Inevitablemente intentamos una y otra vez, escribir historias de amor con escenas sacadas de películas para las tardes de primavera. Construimos momentos en el tiempo y espacio para satisfacer esa gigante y predominante parte nuestra que quiere enamorarse. No nos importará nada ¿Para qué? Esa película muy pocas veces tiene un final feliz, en otros casos tendrá un final digno de un drama contemporáneo, y muchas veces llegará a quedar inconclusa. Caemos. Nos habremos equivocado una vez, y otra vez, y por qué no, una vez más. Parece que hasta nos hemos acostumbrado a equivocarnos, a caer. Llorar se habría convertido en algo realmente natural, no aprendemos la lección ¿Cuántas caídas son suficientes para darnos cuenta de que pertenecemos al suelo? Pero aún, ni volviendo a plantear todo este círculo adictivo, somos capaces de darnos cuenta de qué es lo que debemos aprender ¿Que el amor no existe, que somos jóvenes para conocerlo o que el mundo está siendo construido por personas carentes de sentimiento, sometidos a que hable la mente y no el corazón? Pero aún seguimos intentándolo, buscamos sentir el amar, buscamos saber qué es lo que tenemos que aprender para dejar de intentarlo, buscamos vivir el día a día a costa de lo que pueda suceder y de lo que podamos perder. Entonces esta parece ser la película en la que se nos enseña que debemos seguir intentándolo para que ALGÚN DÍA eso llegue. Algunos ya estamos cansados del “algún día”, cansados de intentarlo y cansados de caernos. Hemos quizás reconocido que somos capaces de elegir nuestro futuro y modificar el presente. Cerrarnos a la posibilidad de que algo nuevo pase, de sentir las verdaderas emociones parece la mejor forma de protegernos ¿Cómo hemos llegado hasta esto? Historias de la persona que besó y se fue, de quien prometió y nunca llamó, de alguien que nos dijo “para siempre” pero nunca más apareció, de un cuerpo que tocó el nuestro pero no se dio cuenta que estaba llegando a nuestro corazón. Seres humanos que nos lastimamos unos a otros, nos matamos entre nosotros. Caminar por las calles de esta ciudad es peligroso si se hace descalzo, los corazones rotos abundan. Debemos calzarnos, vestirnos, quizás hasta encerrarnos y cubrirnos tanto que nadie nos pueda ver ni dañar.

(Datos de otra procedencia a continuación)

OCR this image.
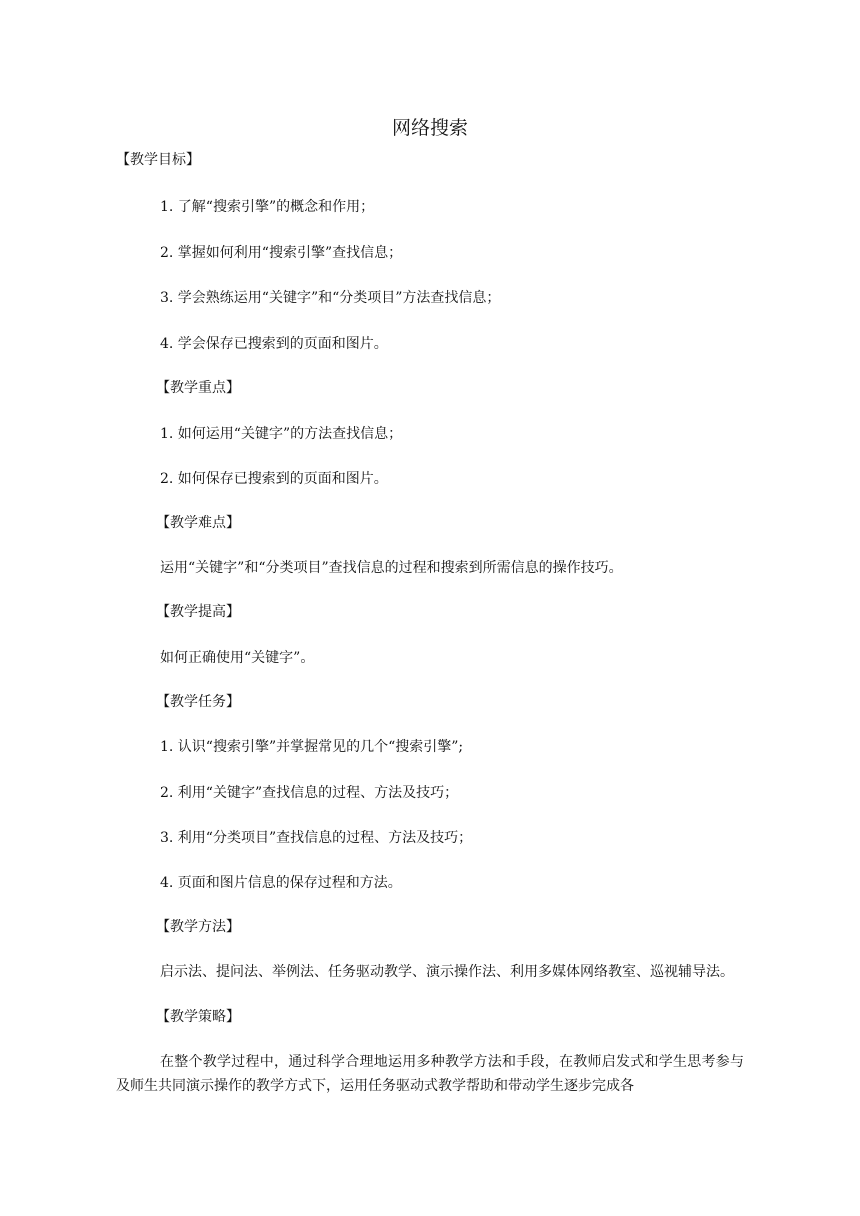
网络搜索
【教学目标】
1. 了解“搜索引擎”的概念和作用；
2. 掌握如何利用“搜索引擎”查找信息；
3. 学会熟练运用“关键字”和“分类项目”方法查找信息；
4. 学会保存已搜索到的页面和图片。
【教学重点】
1. 如何运用“关键字”的方法查找信息；
2. 如何保存已搜索到的页面和图片。
【教学难点】
运用“关键字”和“分类项目”查找信息的过程和搜索到所需信息的操作技巧。
【教学提高】
如何正确使用“关键字”。
【教学任务】
1. 认识“搜索引擎”并掌握常见的几个“搜索引擎”;
2. 利用“关键字”查找信息的过程、方法及技巧；
3. 利用“分类项目”查找信息的过程、方法及技巧；
4. 页面和图片信息的保存过程和方法。
【教学方法】
启示法、提问法、举例法、任务驱动教学、演示操作法、利用多媒体网络教室、巡视辅导法。
【教学策略】
在整个教学过程中，通过科学合理地运用多种教学方法和手段，在教师启发式和学生思考参与及师生共同演示操作的教学方式下，运用任务驱动式教学帮助和带动学生逐步完成各
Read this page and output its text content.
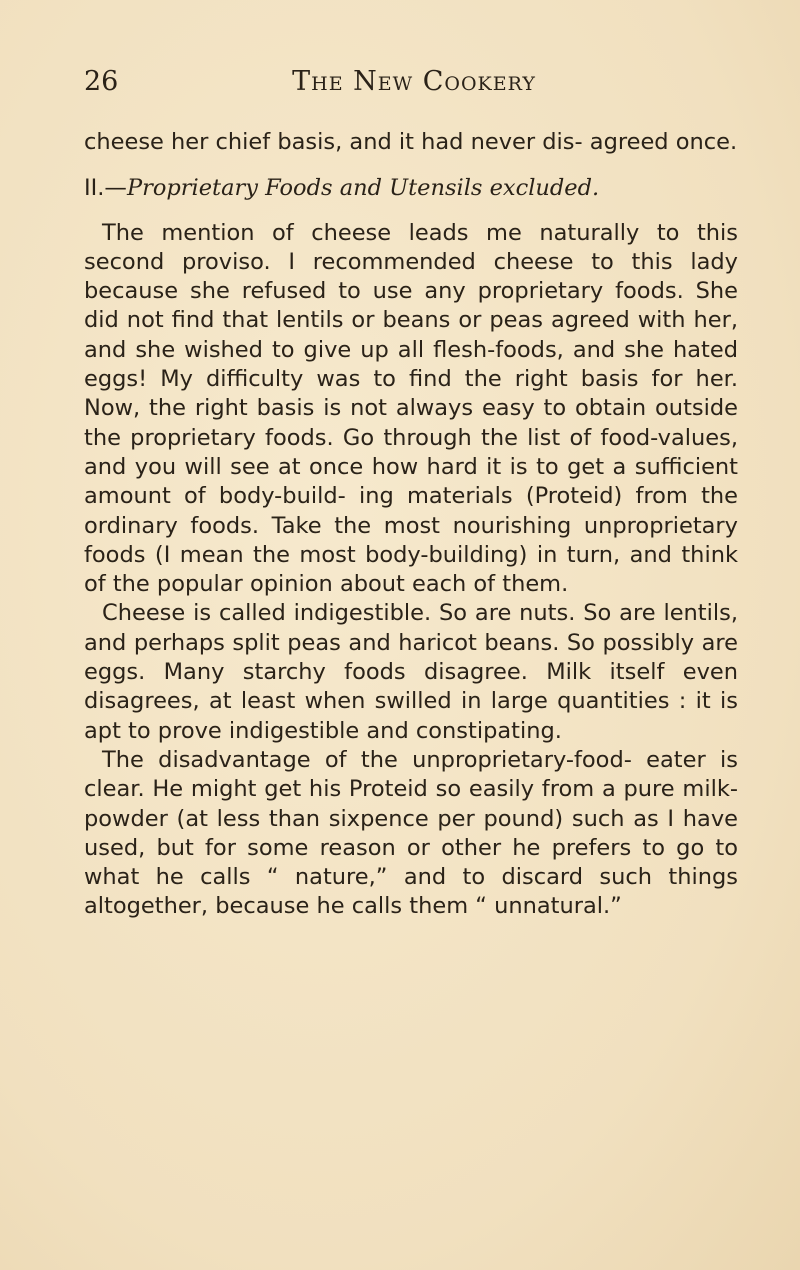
26	The New Cookery

cheese her chief basis, and it had never dis- agreed once.

II.—Proprietary Foods and Utensils excluded.

The mention of cheese leads me naturally to this second proviso. I recommended cheese to this lady because she refused to use any proprietary foods. She did not find that lentils or beans or peas agreed with her, and she wished to give up all flesh-foods, and she hated eggs! My difficulty was to find the right basis for her. Now, the right basis is not always easy to obtain outside the proprietary foods. Go through the list of food-values, and you will see at once how hard it is to get a sufficient amount of body-build- ing materials (Proteid) from the ordinary foods. Take the most nourishing unproprietary foods (I mean the most body-building) in turn, and think of the popular opinion about each of them.

Cheese is called indigestible. So are nuts. So are lentils, and perhaps split peas and haricot beans. So possibly are eggs. Many starchy foods disagree. Milk itself even disagrees, at least when swilled in large quantities : it is apt to prove indigestible and constipating.

The disadvantage of the unproprietary-food- eater is clear. He might get his Proteid so easily from a pure milk-powder (at less than sixpence per pound) such as I have used, but for some reason or other he prefers to go to what he calls “ nature,” and to discard such things altogether, because he calls them “ unnatural.”
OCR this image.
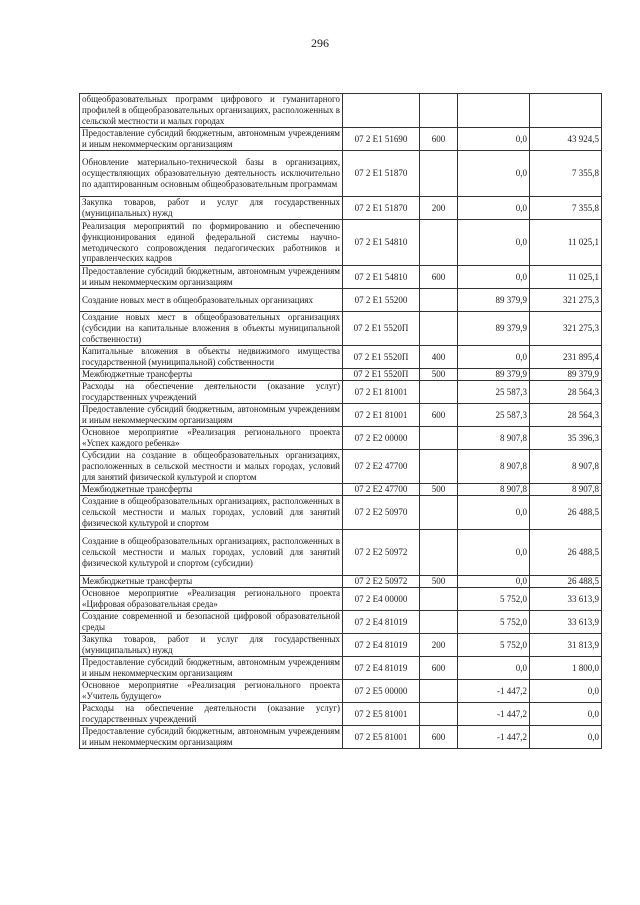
296
общеобразовательных программ цифрового и гуманитарного профилей в общеобразовательных организациях, расположенных в сельской местности и малых городах				
Предоставление субсидий бюджетным, автономным учреждениям и иным некоммерческим организациям	07 2 E1 51690	600	0,0	43 924,5
Обновление материально-технической базы в организациях, осуществляющих образовательную деятельность исключительно по адаптированным основным общеобразовательным программам	07 2 E1 51870		0,0	7 355,8
Закупка товаров, работ и услуг для государственных (муниципальных) нужд	07 2 E1 51870	200	0,0	7 355,8
Реализация мероприятий по формированию и обеспечению функционирования единой федеральной системы научно-методического сопровождения педагогических работников и управленческих кадров	07 2 E1 54810		0,0	11 025,1
Предоставление субсидий бюджетным, автономным учреждениям и иным некоммерческим организациям	07 2 E1 54810	600	0,0	11 025,1
Создание новых мест в общеобразовательных организациях	07 2 E1 55200		89 379,9	321 275,3
Создание новых мест в общеобразовательных организациях (субсидии на капитальные вложения в объекты муниципальной собственности)	07 2 E1 5520П		89 379,9	321 275,3
Капитальные вложения в объекты недвижимого имущества государственной (муниципальной) собственности	07 2 E1 5520П	400	0,0	231 895,4
Межбюджетные трансферты	07 2 E1 5520П	500	89 379,9	89 379,9
Расходы на обеспечение деятельности (оказание услуг) государственных учреждений	07 2 E1 81001		25 587,3	28 564,3
Предоставление субсидий бюджетным, автономным учреждениям и иным некоммерческим организациям	07 2 E1 81001	600	25 587,3	28 564,3
Основное мероприятие «Реализация регионального проекта «Успех каждого ребенка»	07 2 E2 00000		8 907,8	35 396,3
Субсидии на создание в общеобразовательных организациях, расположенных в сельской местности и малых городах, условий для занятий физической культурой и спортом	07 2 E2 47700		8 907,8	8 907,8
Межбюджетные трансферты	07 2 E2 47700	500	8 907,8	8 907,8
Создание в общеобразовательных организациях, расположенных в сельской местности и малых городах, условий для занятий физической культурой и спортом	07 2 E2 50970		0,0	26 488,5
Создание в общеобразовательных организациях, расположенных в сельской местности и малых городах, условий для занятий физической культурой и спортом (субсидии)	07 2 E2 50972		0,0	26 488,5
Межбюджетные трансферты	07 2 E2 50972	500	0,0	26 488,5
Основное мероприятие «Реализация регионального проекта «Цифровая образовательная среда»	07 2 E4 00000		5 752,0	33 613,9
Создание современной и безопасной цифровой образовательной среды	07 2 E4 81019		5 752,0	33 613,9
Закупка товаров, работ и услуг для государственных (муниципальных) нужд	07 2 E4 81019	200	5 752,0	31 813,9
Предоставление субсидий бюджетным, автономным учреждениям и иным некоммерческим организациям	07 2 E4 81019	600	0,0	1 800,0
Основное мероприятие «Реализация регионального проекта «Учитель будущего»	07 2 E5 00000		-1 447,2	0,0
Расходы на обеспечение деятельности (оказание услуг) государственных учреждений	07 2 E5 81001		-1 447,2	0,0
Предоставление субсидий бюджетным, автономным учреждениям и иным некоммерческим организациям	07 2 E5 81001	600	-1 447,2	0,0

Pero si Richard Leakey tiene razón, entonces estamos condenados a caer, una y otra vez, a equivocarnos sin piedad, a golpearnos la cabeza sin otra opción, a fallar por una falta de capacidad de nuestra razón. Haciéndole caso a su cita estaríamos justificando que somos necios y por naturaleza debemos equivocarnos. Quisiera modificar el presente, quisiera construir el futuro, quisiera aprender a caminar descalzo en la ciudad de los corazones rotos y que no me importe el sangrar. Para eso, deberíamos seguir dándole oportunidades a lo que llamamos amor, aún provistos de capacidades e incapacidades, sin importar el futuro que nos espera. No estoy listo.